I've done some research on this topic myself, but I am not a lawyer. If you are seriously considering a competing product to WOD then I recommend talking to a lawyer. But here's my understanding of the law.
Copyright does not cover "ideas". The concept of success/failure on dice rolls is an idea. The part that is actually copyrighted is the writing. Thus you cannot plagiarizer from WOD and the wording of your idea must be your own.
With the disk pool concept, once again it is not infringing on copyright.
However, there is a point where you could be infringing on trademarks. You are creating an RPG, and so does WOD. Your system is SIMILAR to WOD. The real question becomes HOW SIMILAR is it? You need significant differences between your system and theirs to avoid crossing the line to "infringement". If your game is about vampires, werewolves, ghosts, and sorcerers, and you have a similar system, they might have a case. But if you are doing a space adventure system with a similar system, you might be safe.
RPGs when you break them down are essentially collections of stats. How you use those stats are important. You want to make sure that you use different attributes or skills, a different damage system, or change the die mechanics a bit.
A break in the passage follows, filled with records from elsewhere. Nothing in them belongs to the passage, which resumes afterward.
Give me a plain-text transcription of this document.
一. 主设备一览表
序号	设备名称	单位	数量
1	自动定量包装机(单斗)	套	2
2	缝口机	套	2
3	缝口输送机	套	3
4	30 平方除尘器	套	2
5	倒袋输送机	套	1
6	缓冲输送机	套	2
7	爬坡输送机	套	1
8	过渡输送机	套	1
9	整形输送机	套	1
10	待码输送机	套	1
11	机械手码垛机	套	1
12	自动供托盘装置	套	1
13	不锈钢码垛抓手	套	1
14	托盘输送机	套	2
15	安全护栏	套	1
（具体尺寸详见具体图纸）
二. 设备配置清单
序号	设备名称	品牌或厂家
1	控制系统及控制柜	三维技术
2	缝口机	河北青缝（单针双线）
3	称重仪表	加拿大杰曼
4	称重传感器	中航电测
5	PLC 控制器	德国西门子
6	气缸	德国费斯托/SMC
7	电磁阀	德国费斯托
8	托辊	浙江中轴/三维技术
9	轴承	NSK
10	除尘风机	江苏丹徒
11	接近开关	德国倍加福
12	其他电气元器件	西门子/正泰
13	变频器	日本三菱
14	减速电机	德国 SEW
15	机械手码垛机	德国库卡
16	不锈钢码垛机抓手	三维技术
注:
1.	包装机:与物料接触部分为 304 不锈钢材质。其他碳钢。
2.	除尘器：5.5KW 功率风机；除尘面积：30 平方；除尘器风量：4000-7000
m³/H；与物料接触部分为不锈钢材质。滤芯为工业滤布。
Maybe instead of 1-10 you do 0-9. Or you have an attribute that modifies the roll but it is the skill/power that determines how many dice you get.
I would aim for at least three MAJOR differences between how your system works and the big name-brand systems.
If you check out my system (link below) you will find several similarities between it and d20, Gurps, and Shadowrun. However, there are several significant differences from each as well. My attributes are roughly 1/2 of a d20 character's score and they are similar in definition. I use d6's similar to Gurps and Shadowrun, but I use a variable number of dice based on how much time devoted to an action. More time = more dice. I track wounds similar to d20, but there is a Stun Roll that determines if my character is affected by the damage. While this is similar to Shadowrun's damage roll-off mechanic, I do it differently. Where d20 hitpoints count down, I have no limit on the number of damage points the character can take.
Then there's the setting, another point of difference.